The Law Commission suggests introducing some way of keeping injury damages high enough, either by setting up a compensation advisory board to fix levels, or by fixing them by law. It rejects any suggestion of letting a jury rather than a judge assess damages in injury cases.
Damages for injuries are set by judges according to an informal tariff, giving the value of loss of an eye, an arm and so on. The maximum, for the most serious physical or mental injuries, is currently only pounds 125,000.
Libel damages are usually set by a jury, and have included pounds 750,000 to the former football manager Graham Souness against the Daily Mirror (reduced by agreement to pounds 100,000) and pounds 1.5m to Lord Aldington against the historian Nikolai Tolstoy.

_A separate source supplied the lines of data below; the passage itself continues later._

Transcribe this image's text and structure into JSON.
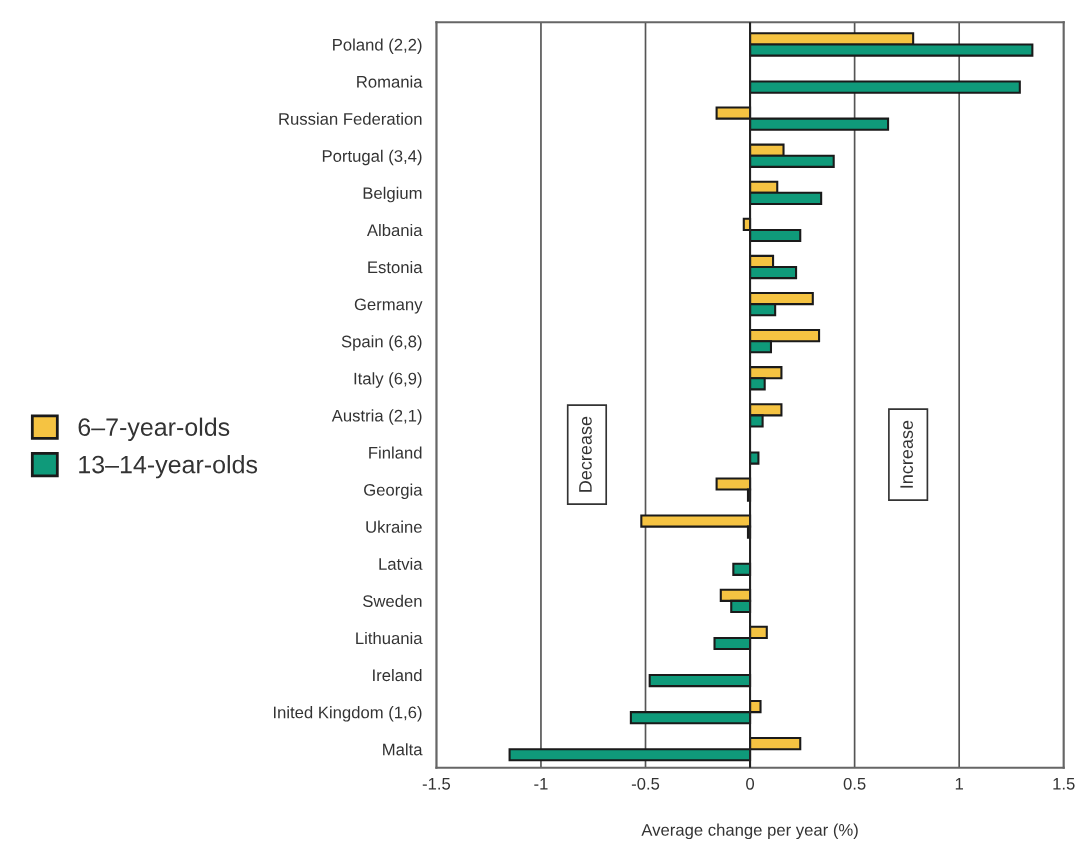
{
  "chart_data": {
    "type": "bar",
    "orientation": "horizontal",
    "xlabel": "Average change per year (%)",
    "categories": [
      "Poland (2,2)",
      "Romania",
      "Russian Federation",
      "Portugal (3,4)",
      "Belgium",
      "Albania",
      "Estonia",
      "Germany",
      "Spain (6,8)",
      "Italy (6,9)",
      "Austria (2,1)",
      "Finland",
      "Georgia",
      "Ukraine",
      "Latvia",
      "Sweden",
      "Lithuania",
      "Ireland",
      "Inited Kingdom (1,6)",
      "Malta"
    ],
    "series": [
      {
        "name": "6–7-year-olds",
        "color": "#f5c342",
        "values": [
          0.78,
          null,
          -0.16,
          0.16,
          0.13,
          -0.03,
          0.11,
          0.3,
          0.33,
          0.15,
          0.15,
          null,
          -0.16,
          -0.52,
          null,
          -0.14,
          0.08,
          null,
          0.05,
          0.24
        ]
      },
      {
        "name": "13–14-year-olds",
        "color": "#0f9a7a",
        "values": [
          1.35,
          1.29,
          0.66,
          0.4,
          0.34,
          0.24,
          0.22,
          0.12,
          0.1,
          0.07,
          0.06,
          0.04,
          -0.01,
          -0.01,
          -0.08,
          -0.09,
          -0.17,
          -0.48,
          -0.57,
          -1.15
        ]
      }
    ],
    "xlim": [
      -1.5,
      1.5
    ],
    "xticks": [
      -1.5,
      -1,
      -0.5,
      0,
      0.5,
      1,
      1.5
    ],
    "grid": "x",
    "legend": "left",
    "annotations": [
      "Decrease",
      "Increase"
    ]
  }
}
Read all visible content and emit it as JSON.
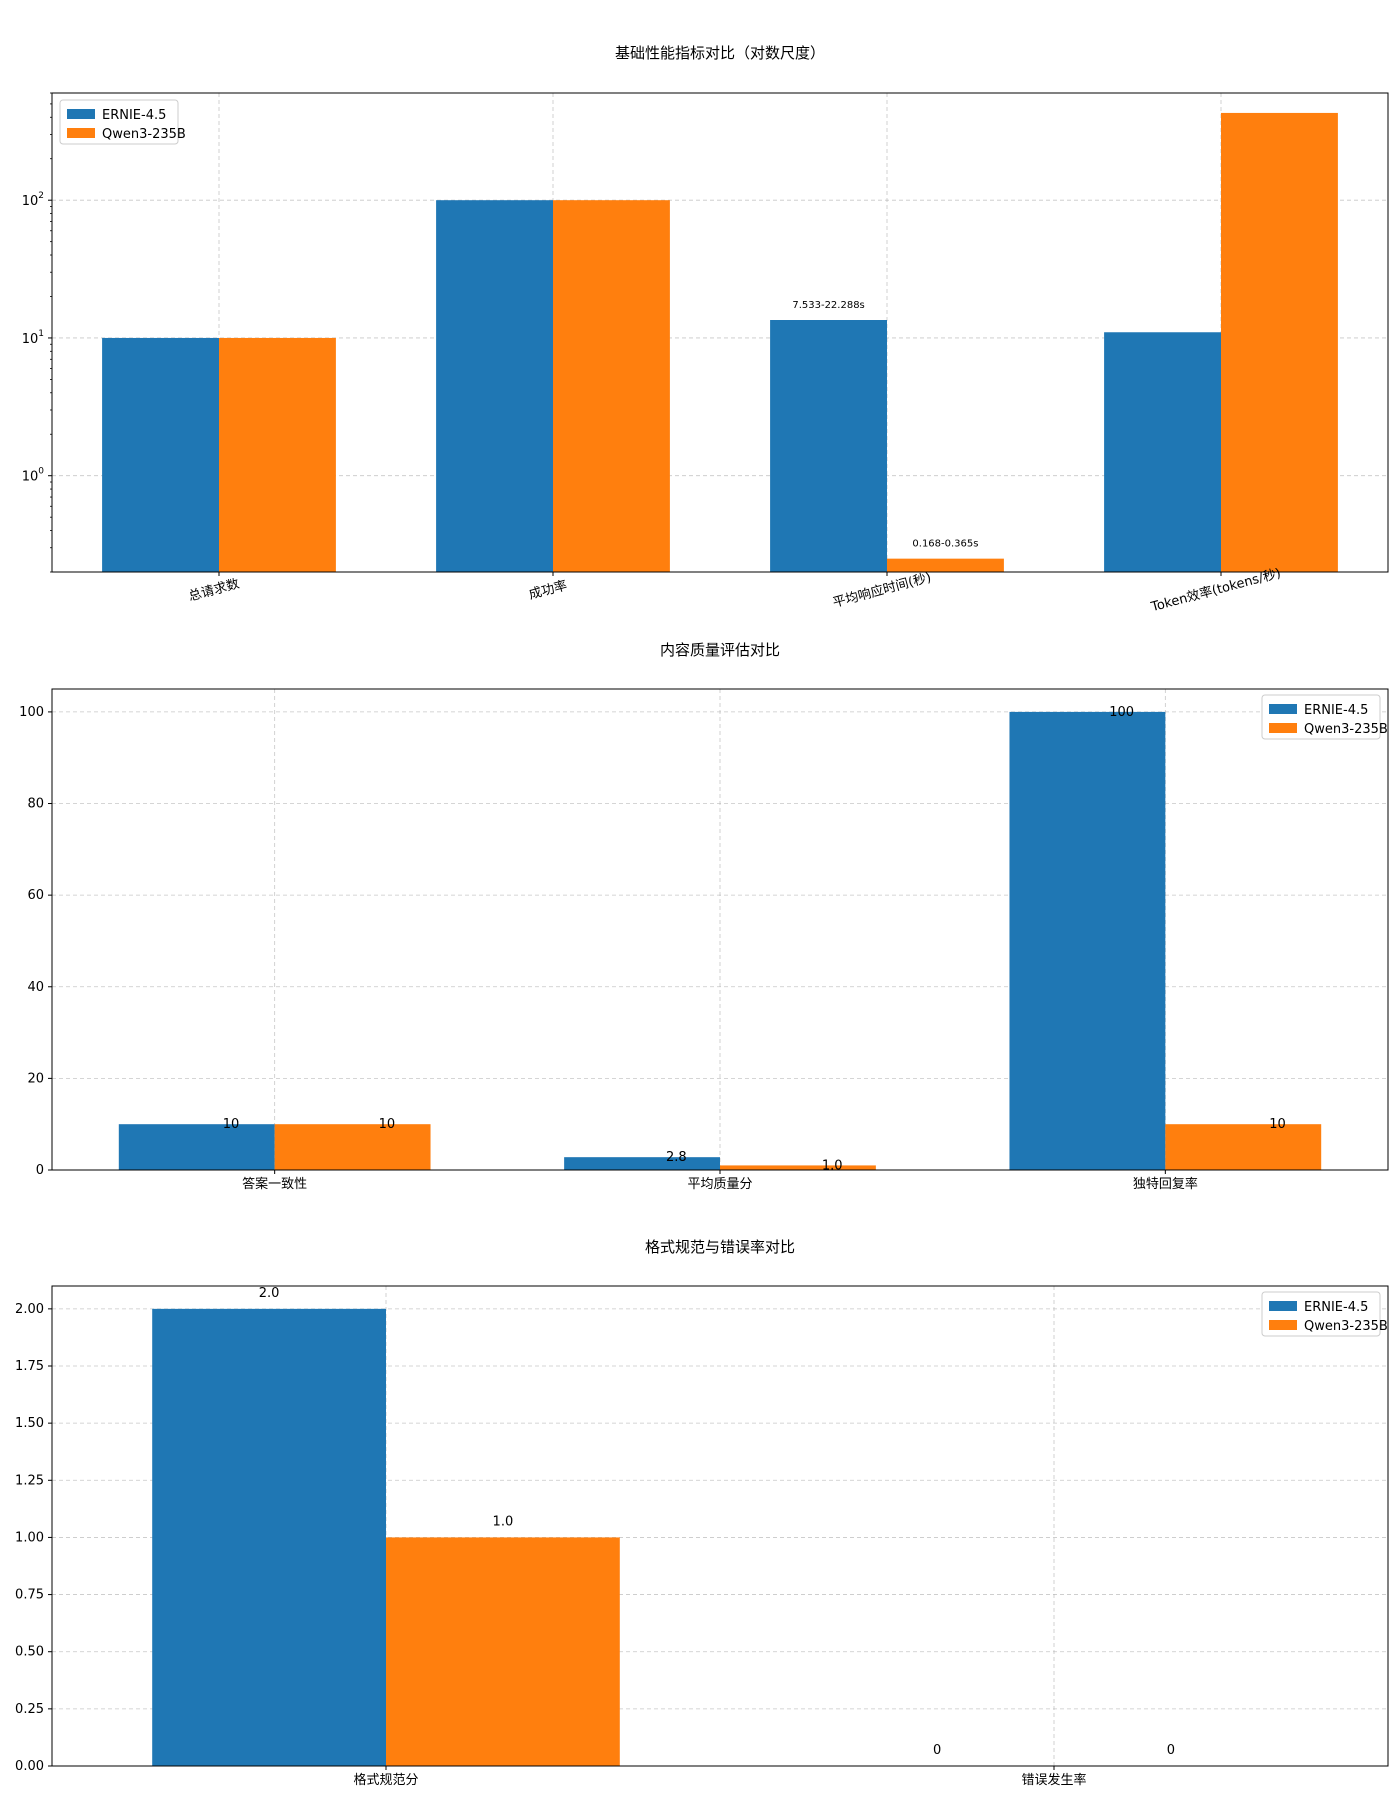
{
  "chart_data": [
    {
      "type": "bar",
      "title": "基础性能指标对比（对数尺度）",
      "xlabel": "",
      "ylabel": "",
      "yscale": "log",
      "ylim": [
        0.2,
        600
      ],
      "yticks": [
        1,
        10,
        100
      ],
      "ytick_labels": [
        {
          "base": "10",
          "exp": "0"
        },
        {
          "base": "10",
          "exp": "1"
        },
        {
          "base": "10",
          "exp": "2"
        }
      ],
      "categories": [
        "总请求数",
        "成功率",
        "平均响应时间(秒)",
        "Token效率(tokens/秒)"
      ],
      "xtick_rotation": 15,
      "series": [
        {
          "name": "ERNIE-4.5",
          "color": "#1f77b4",
          "values": [
            10,
            100,
            13.5,
            11
          ]
        },
        {
          "name": "Qwen3-235B",
          "color": "#ff7f0e",
          "values": [
            10,
            100,
            0.25,
            430
          ]
        }
      ],
      "annotations": [
        {
          "series": 0,
          "category": 2,
          "text": "7.533-22.288s"
        },
        {
          "series": 1,
          "category": 2,
          "text": "0.168-0.365s"
        }
      ],
      "legend": "top-left",
      "grid": true
    },
    {
      "type": "bar",
      "title": "内容质量评估对比",
      "xlabel": "",
      "ylabel": "",
      "ylim": [
        0,
        105
      ],
      "yticks": [
        0,
        20,
        40,
        60,
        80,
        100
      ],
      "ytick_labels": [
        "0",
        "20",
        "40",
        "60",
        "80",
        "100"
      ],
      "categories": [
        "答案一致性",
        "平均质量分",
        "独特回复率"
      ],
      "series": [
        {
          "name": "ERNIE-4.5",
          "color": "#1f77b4",
          "values": [
            10,
            2.8,
            100
          ],
          "labels": [
            "10",
            "2.8",
            "100"
          ]
        },
        {
          "name": "Qwen3-235B",
          "color": "#ff7f0e",
          "values": [
            10,
            1.0,
            10
          ],
          "labels": [
            "10",
            "1.0",
            "10"
          ]
        }
      ],
      "legend": "top-right",
      "grid": true
    },
    {
      "type": "bar",
      "title": "格式规范与错误率对比",
      "xlabel": "",
      "ylabel": "",
      "ylim": [
        0,
        2.1
      ],
      "yticks": [
        0,
        0.25,
        0.5,
        0.75,
        1.0,
        1.25,
        1.5,
        1.75,
        2.0
      ],
      "ytick_labels": [
        "0.00",
        "0.25",
        "0.50",
        "0.75",
        "1.00",
        "1.25",
        "1.50",
        "1.75",
        "2.00"
      ],
      "categories": [
        "格式规范分",
        "错误发生率"
      ],
      "series": [
        {
          "name": "ERNIE-4.5",
          "color": "#1f77b4",
          "values": [
            2.0,
            0
          ],
          "labels": [
            "2.0",
            "0"
          ]
        },
        {
          "name": "Qwen3-235B",
          "color": "#ff7f0e",
          "values": [
            1.0,
            0
          ],
          "labels": [
            "1.0",
            "0"
          ]
        }
      ],
      "legend": "top-right",
      "grid": true
    }
  ]
}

In their consultation paper published today, the commissioners consider only "non-pecuniary loss" - the amount of compensation payable for the injury, not the loss of earnings of the victim, or the cost of a lifetime of care, which often increase payments to much larger figures.
The report looks at several awards from the 1960s and 1970s for damages in serious injury cases, and updates them for inflation. One award of serious brain damage in 1961 would be worth pounds 171,000 at today's values. Awards for loss of four limbs were awarded damages worth between pounds 164,000 and pounds 219,000 now.
Damages for Injury; Non-Pecuniary Loss. HMSO pounds 15.